God's act of reconciliation, which is the core of the event of revelation, is an act of God upon the human mind. He saw a gap in the connection between God's action and the way of human knowledge to God in Catholic theology, which is why he would eventually accuse it of having a "theology of the First Article. Theological epistemology and theological ontology must both lead to the same God. Knowledge must follow the ontology of grace and reconciliation. Consequently, Barth would be led to reject the analogia entis, for he interpreted it as a concept that encapsulates the entire Catholic economy of grace in its peaceful transition from creation through the easy waters of reconciliation to redemption.
It does not take seriously the central and unavoidable fact of Christianity, namely, that God's reconciliation of the world means a death to sin, an interruption to the order of creaturely things, and an extinguishing of all ways to knowledge of God which grow out of the natural human's unreconciled power of reason.
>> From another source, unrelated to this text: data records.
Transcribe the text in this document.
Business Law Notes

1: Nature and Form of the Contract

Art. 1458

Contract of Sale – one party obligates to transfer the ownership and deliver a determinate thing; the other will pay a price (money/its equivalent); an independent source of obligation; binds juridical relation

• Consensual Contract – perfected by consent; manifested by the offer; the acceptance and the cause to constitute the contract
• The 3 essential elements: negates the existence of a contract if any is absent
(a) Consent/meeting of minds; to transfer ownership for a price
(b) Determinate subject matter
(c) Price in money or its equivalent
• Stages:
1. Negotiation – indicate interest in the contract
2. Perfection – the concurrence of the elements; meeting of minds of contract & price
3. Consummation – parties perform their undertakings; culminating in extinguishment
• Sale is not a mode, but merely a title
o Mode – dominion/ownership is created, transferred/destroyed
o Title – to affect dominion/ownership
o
In Barth's view, Catholic theology has no real expression of the dialectic between sin and grace, and no real sense of the direct action of God on — and on behalf of — all creaturely existence.
It is precisely on this point of the unreconciled human mind and the unreconciled knowledge of God, especially as it is represented in the analogia entis as a central tenet to Catholic theology, along with the specter of God the Creator and First Cause who has little to do with grace and reconciliation, that friendly exchange between Barth and Catholic theology broke down. He had arrived at the conclusion that the Incarnation as a work of God ad extra could not be the primary way through which God's objective and concrete presence is defined.
Jesus Christ, the one who makes objective knowledge of God possible, is a part of God who in God's very being in eternity acts as Creator, Reconciler, and Redeemer — Father, Son, Spirit.